Die Klägerin machte während der Dauer des Vertragsverhältnisses mehrfach von der Möglichkeit Gebrauch, die übernommene Aufgabe durch andere Personen (ihren Ehemann und mindestens zwei weitere Personen) erledigen zu lassen. Auf ihren Vorschlag wurde die Reihenfolge der Anfahrten zu den Kunden geändert. Der Beklagte druckt hierüber jeweils eine Liste aus, die die Kundenadressen und die Menge der auszuliefernden Backwaren in der Reihenfolge der Anfahrt enthält. Die Klägerin erzielte neben ihrer Tätigkeit bei dem Beklagten so viele Einkünfte, dass sie im Hinblick auf die von ihr abzuführende Mehrwertsteuer nicht mehr als Kleinunternehmerin vom Finanzamt behandelt wurde (mehr als 17.500,00 EUR Jahreseinnahmen brutto). Im Monat lieferte die Klägerin knapp unter 6.000 Stück Backwaren und ca. 50 Zeitungen aus. Die hierfür zurückgelegte Fahrstrecke betrug ca. 2.300 km im Monatsdurchschnitt. Neben der Tätigkeit für den Beklagten war die Klägerin auch als Tagesmutter tätig.

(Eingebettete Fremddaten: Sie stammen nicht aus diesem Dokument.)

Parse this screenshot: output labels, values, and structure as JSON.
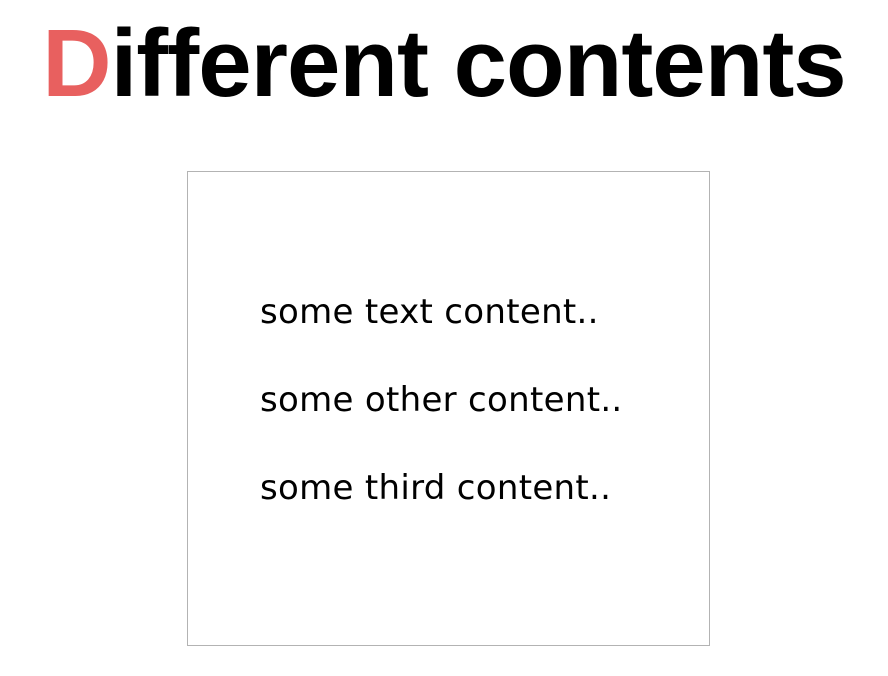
{
  "heading": {
    "first_letter": "D",
    "rest": "ifferent contents",
    "accent_color": "#e8605f"
  },
  "content_box": {
    "items": [
      "some text content..",
      "some other content..",
      "some third content.."
    ]
  }
}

Am 09.11.2009 erkrankte die Klägerin. Die Erkrankung dauerte mindestens bis zum 04.12.2009 an. Am 14.11.2009 organisierte die Klägerin keine Ersatzkraft für ihre Tour, so dass diese nicht gefahren wurde. Der Beklagte mahnte die Klägerin mit Schreiben vom 14.11.2009 ab. Hierauf wandte sich der Klägerprozessbevollmächtigte mit Schreiben vom 16.11.2009 an den Beklagten und vertrat die Ansicht, dass die Klägerin Arbeitnehmerin sei. Damit entfalle ihre Pflicht zur Arbeitsleistung. Die Abmahnung sei hinfällig, und Entgeltfortzahlung sei geschuldet.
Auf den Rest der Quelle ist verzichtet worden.